Jackson sells more Soloists (which *I* think is the best Strat variant) than anything else, even though "pointies" are what they're known for. Strat variants are, IMO, the perfect guitar shape.


----------



## nikt (Oct 25, 2005)

HateBreeder said:


> What does shred have to do with anything?

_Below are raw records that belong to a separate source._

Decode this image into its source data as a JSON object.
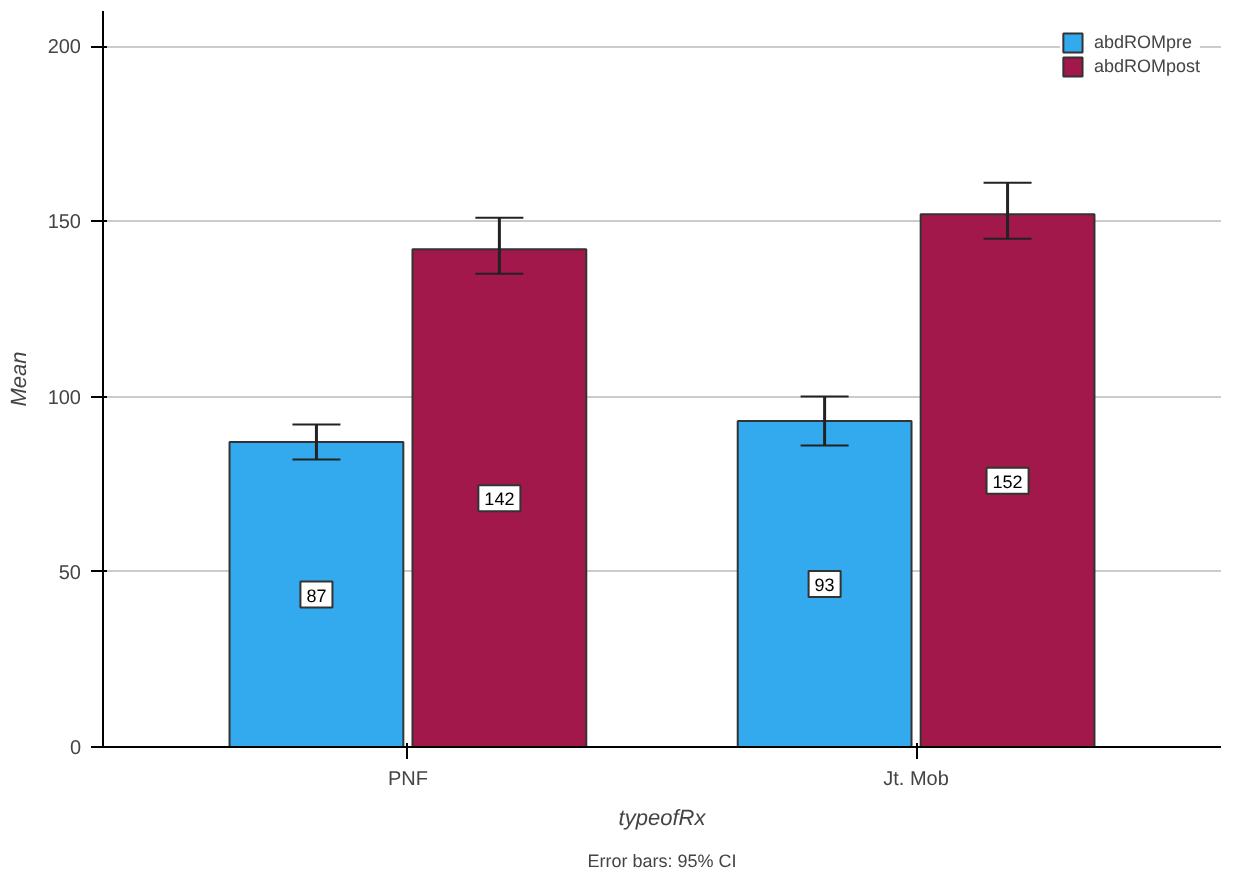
{
  "chart_data": {
    "type": "bar",
    "xlabel": "typeofRx",
    "ylabel": "Mean",
    "categories": [
      "PNF",
      "Jt. Mob"
    ],
    "series": [
      {
        "name": "abdROMpre",
        "color": "#33aaee",
        "values": [
          87,
          93
        ],
        "errors": [
          [
            82,
            92
          ],
          [
            86,
            100
          ]
        ]
      },
      {
        "name": "abdROMpost",
        "color": "#a3184a",
        "values": [
          142,
          152
        ],
        "errors": [
          [
            135,
            151
          ],
          [
            145,
            161
          ]
        ]
      }
    ],
    "ylim": [
      0,
      210
    ],
    "yticks": [
      0,
      50,
      100,
      150,
      200
    ],
    "grid": "y",
    "legend": "top right",
    "data_labels": true,
    "annotations": [
      "Error bars: 95% CI"
    ]
  }
}
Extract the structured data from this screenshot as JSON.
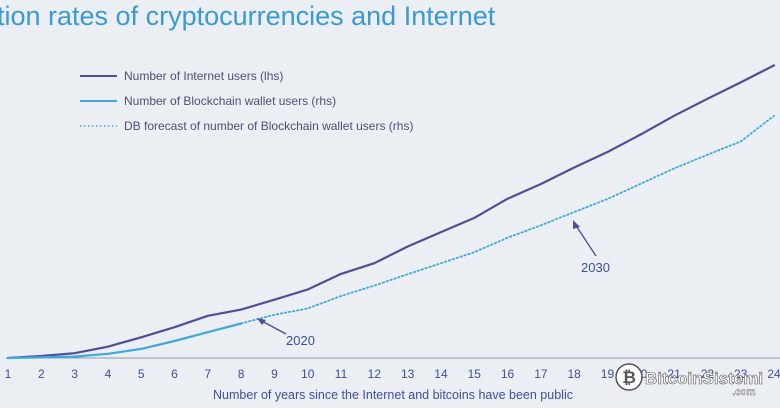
{
  "chart_data": {
    "type": "line",
    "title": "tion rates of cryptocurrencies and Internet",
    "xlabel": "Number of years since the Internet and bitcoins have been public",
    "ylabel": "",
    "x_ticks": [
      "1",
      "2",
      "3",
      "4",
      "5",
      "6",
      "7",
      "8",
      "9",
      "10",
      "11",
      "12",
      "13",
      "14",
      "15",
      "16",
      "17",
      "18",
      "19",
      "20",
      "21",
      "22",
      "23",
      "24"
    ],
    "xlim": [
      1,
      24
    ],
    "ylim": [
      0,
      100
    ],
    "legend_position": "top-left",
    "grid": false,
    "series": [
      {
        "name": "Number of Internet users (lhs)",
        "color": "#4e4f94",
        "style": "solid",
        "x": [
          1,
          2,
          3,
          4,
          5,
          6,
          7,
          8,
          9,
          10,
          11,
          12,
          13,
          14,
          15,
          16,
          17,
          18,
          19,
          20,
          21,
          22,
          23,
          24
        ],
        "y": [
          0,
          0.7,
          1.7,
          4,
          7.3,
          10.9,
          14.9,
          17.1,
          20.6,
          24.2,
          29.7,
          33.5,
          39.4,
          44.5,
          49.5,
          56.3,
          61.5,
          67.3,
          72.8,
          79,
          85.6,
          91.6,
          97.4,
          103.4
        ]
      },
      {
        "name": "Number of Blockchain wallet users (rhs)",
        "color": "#3eaadc",
        "style": "solid",
        "x": [
          1,
          2,
          3,
          4,
          5,
          6,
          7,
          8
        ],
        "y": [
          0,
          0.2,
          0.5,
          1.5,
          3.2,
          6,
          9.1,
          12.2
        ]
      },
      {
        "name": "DB forecast of number of Blockchain wallet users (rhs)",
        "color": "#3eaadc",
        "style": "dotted",
        "x": [
          8,
          9,
          10,
          11,
          12,
          13,
          14,
          15,
          16,
          17,
          18,
          19,
          20,
          21,
          22,
          23,
          24
        ],
        "y": [
          12.2,
          15.3,
          17.5,
          21.9,
          25.6,
          29.6,
          33.5,
          37.4,
          42.5,
          46.9,
          51.6,
          56.2,
          61.6,
          67,
          71.8,
          76.5,
          85.6
        ]
      }
    ],
    "annotations": [
      {
        "text": "2020",
        "x": 8.2
      },
      {
        "text": "2030",
        "x": 18.2
      }
    ]
  },
  "watermark": {
    "brand": "BitcoinSistemi",
    "domain": ".com",
    "icon": "bitcoin-icon"
  }
}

This is not best guitar for shreding!!! If someone like EBMM JPM or Ibanez 7's I think he won't put his hand on AES-RS7



HateBreeder said:


> I think its a pretty unique guitar. I probably wouldnt buy one, unless it was a baritone scale or something ;p
> But i think its fairly cool.



This is A Yamaha drop-7 scale so it's like 26 1/4" = 666.8mm like on schecters baritones

 so You have to buy one now... am I right?? Just kidding


----------



## Naren (Oct 25, 2005)

darren said:


> To that, i say...
> 
> .
> 
> ...



Superstrats do rule. And so do Les Pauls. And other models. Heck, I own two Les Pauls (a Gibson and an Epiphone) and I've owned 3 superstrats. So I agree with both you and Bob.


----------



## Drew (Oct 25, 2005)

Jem7vsbl said:


> Yes Mark Tremonti.
> 
> 
> Al hail the mighty UV
> ...



Um...

1.) Mark Tremonti doesn't play 7's. 

2.) That's a Dean Evo7, not an Ibanez Universe. 

am I missing something?


----------



## Shawn (Oct 25, 2005)

Drew said:


> Um...
> 
> 1.) Mark Tremonti doesn't play 7's.
> 
> ...


 That is NOT a PRS either.


----------